As a young child, Dave’s favorite pastime was to go to the stockyards and watch the horses from Indiana being unloaded by the train car loads. His sister tells of how Dave challenged the police officer who patrolled the Newport Beaches on horseback to a race. Although he was on a pony, Dave out ran the police. This began a lifelong career of raising race horses. Many in Newport remembered him as the boy who played Polo bareback on a horse so well trained there was no need for a bridle.
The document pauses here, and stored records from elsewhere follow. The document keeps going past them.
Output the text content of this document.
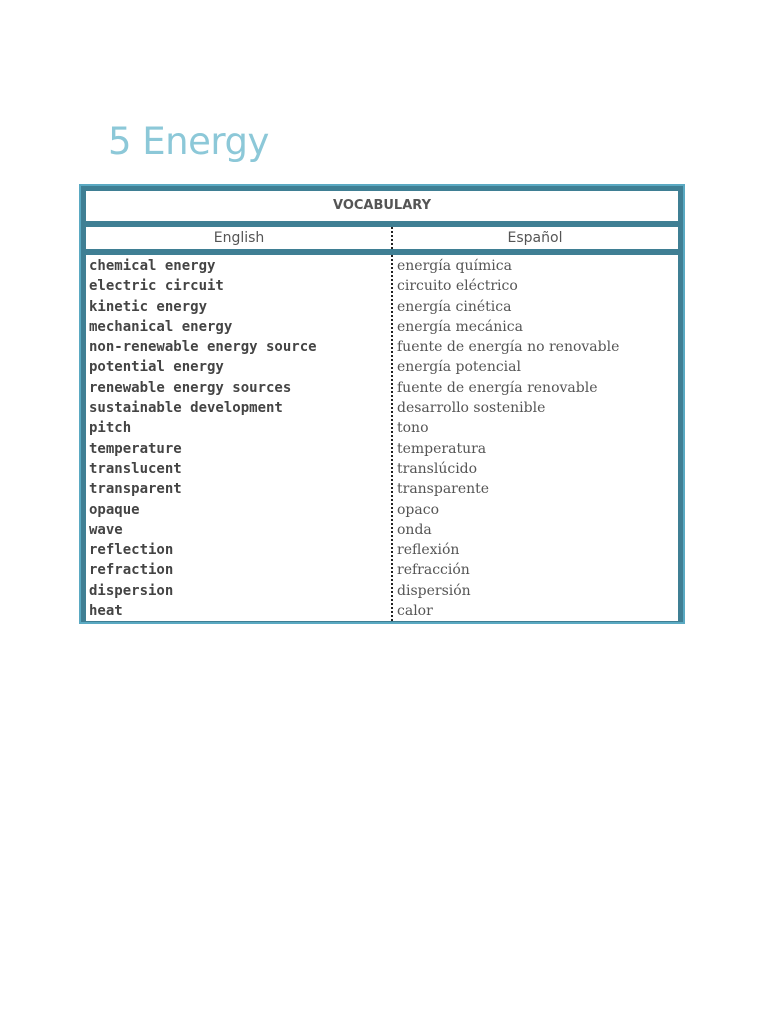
5 Energy
VOCABULARY
English	Español
chemical energy	energía química
electric circuit	circuito eléctrico
kinetic energy	energía cinética
mechanical energy	energía mecánica
non-renewable energy source	fuente de energía no renovable
potential energy	energía potencial
renewable energy sources	fuente de energía renovable
sustainable development	desarrollo sostenible
pitch	tono
temperature	temperatura
translucent	translúcido
transparent	transparente
opaque	opaco
wave	onda
reflection	reflexión
refraction	refracción
dispersion	dispersión
heat	calor
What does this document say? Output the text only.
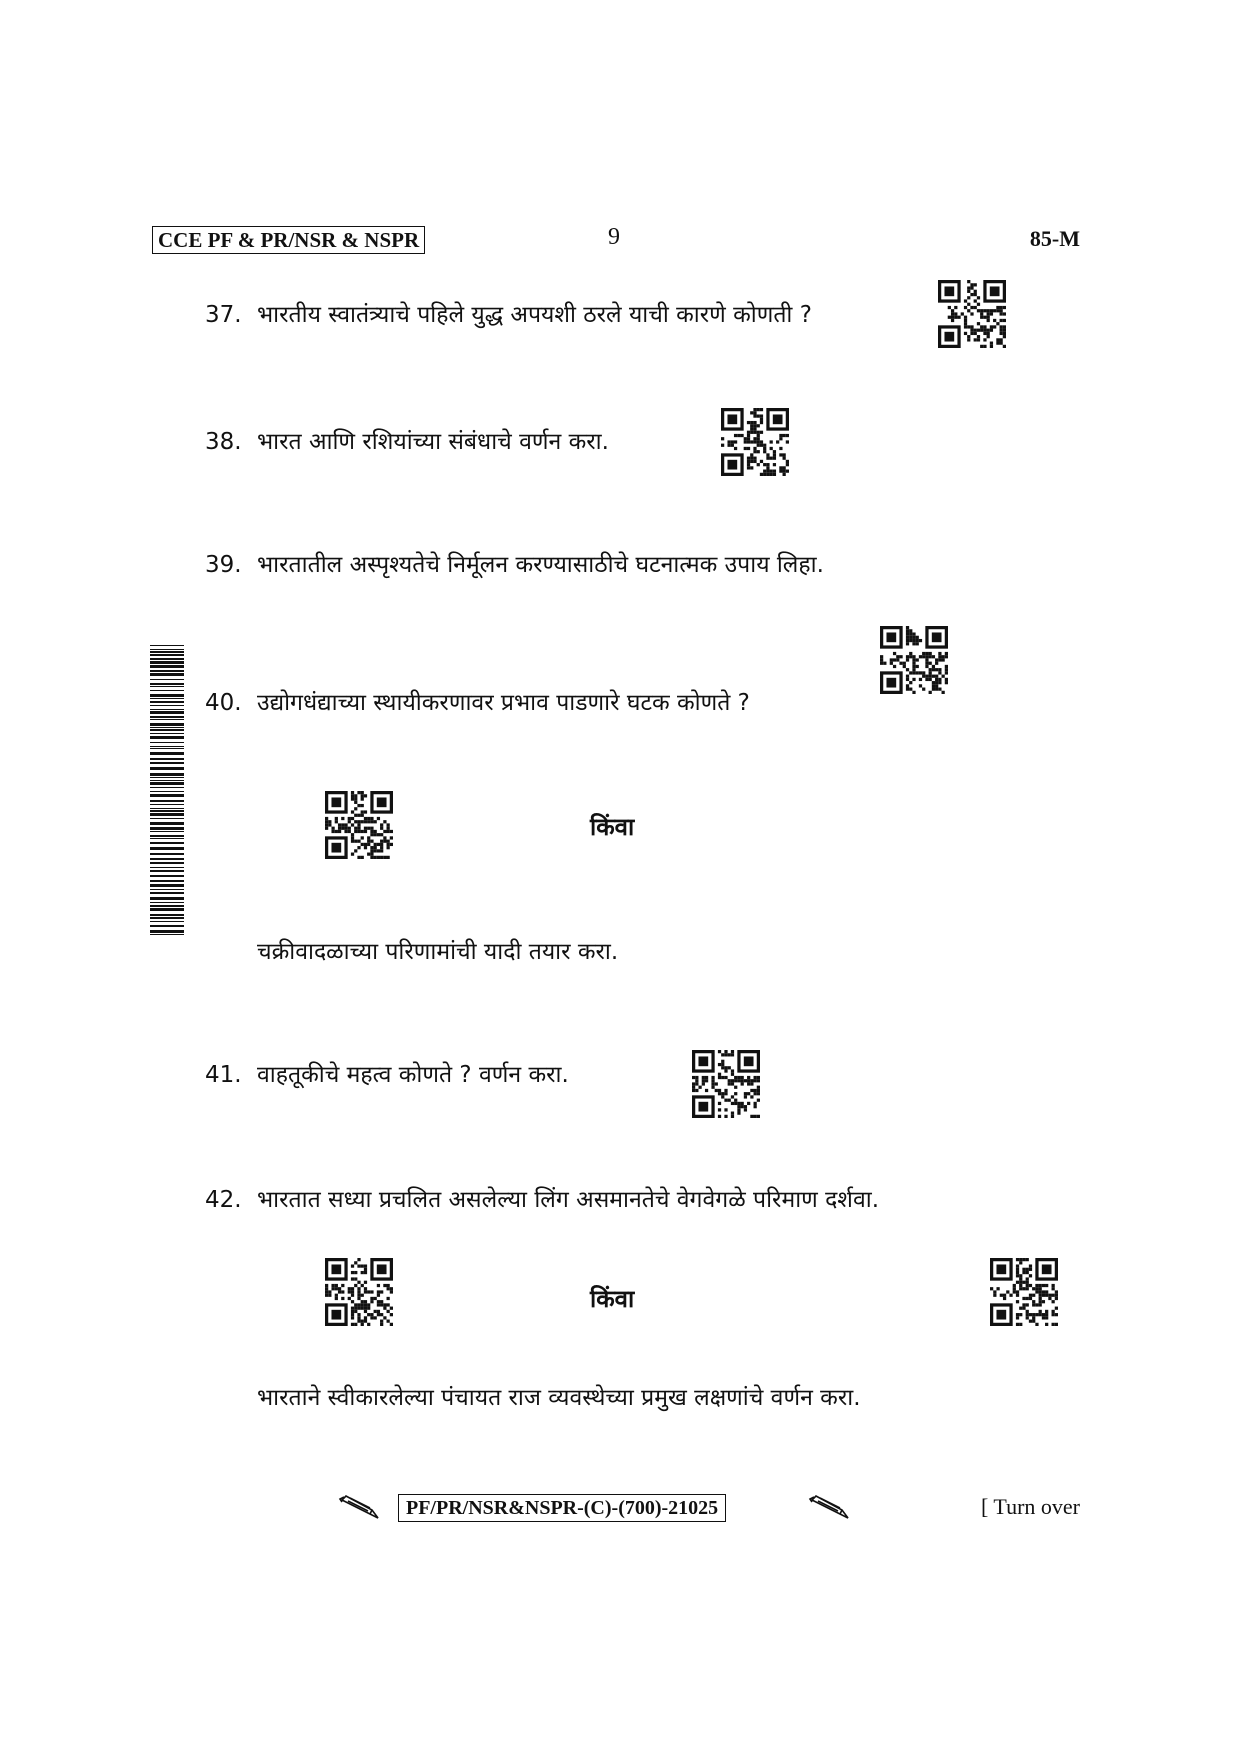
CCE PF & PR/NSR & NSPR	9	85-M
37. भारतीय स्वातंत्र्याचे पहिले युद्ध अपयशी ठरले याची कारणे कोणती ?
38. भारत आणि रशियांच्या संबंधाचे वर्णन करा.
39. भारतातील अस्पृश्यतेचे निर्मूलन करण्यासाठीचे घटनात्मक उपाय लिहा.
40. उद्योगधंद्याच्या स्थायीकरणावर प्रभाव पाडणारे घटक कोणते ?
किंवा
चक्रीवादळाच्या परिणामांची यादी तयार करा.
41. वाहतूकीचे महत्व कोणते ? वर्णन करा.
42. भारतात सध्या प्रचलित असलेल्या लिंग असमानतेचे वेगवेगळे परिमाण दर्शवा.
किंवा
भारताने स्वीकारलेल्या पंचायत राज व्यवस्थेच्या प्रमुख लक्षणांचे वर्णन करा.
PF/PR/NSR&NSPR-(C)-(700)-21025	[ Turn over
Dave joined the paratroopers at age sixteen. He explained he did this because he had business ideas and his mother would not let him have free rein. Shortly after returning from Japan, where he was stationed at the end of WW II, Dave left for Utah to attend college. After Utah, Dave went to Jackson Hole, Wyoming and Prescott, Arizona where he worked galloping race horses. During this time Dave purchased his first stud horse, Shamrock, and a mare named, Gentle Annie. He traveled from job to job with his horses and became known as the Gypsy. When it came time to choose his brand and a name for the ranch, he chose the Walking G.
His gypsy days ended when, after having traveled through the West, he came to Indian Valley in 1951. He said he had found his heaven on earth. The ranch they discovered was out on a dirt road. The valley had no telephone coverage at that time. Dave, Mary Ann and their three children lived in a log cabin. It was years before Dave could make a living off the ranch. He started working in the woods and was described by the other loggers as a hard worker who would take on any job and do it well. In the weeks leading up to his death he reminisced about the camaraderie among the loggers, telling of how once, when injured on the job, the entire crew came to see him in the hospital. He appeared to be genetically predisposed to building roads; he was described by fellow workers as the best grader operator in the woods. In the winter months when the woods shut down, he delivered milk to neighbors, sold Christmas trees and drove a gravel truck.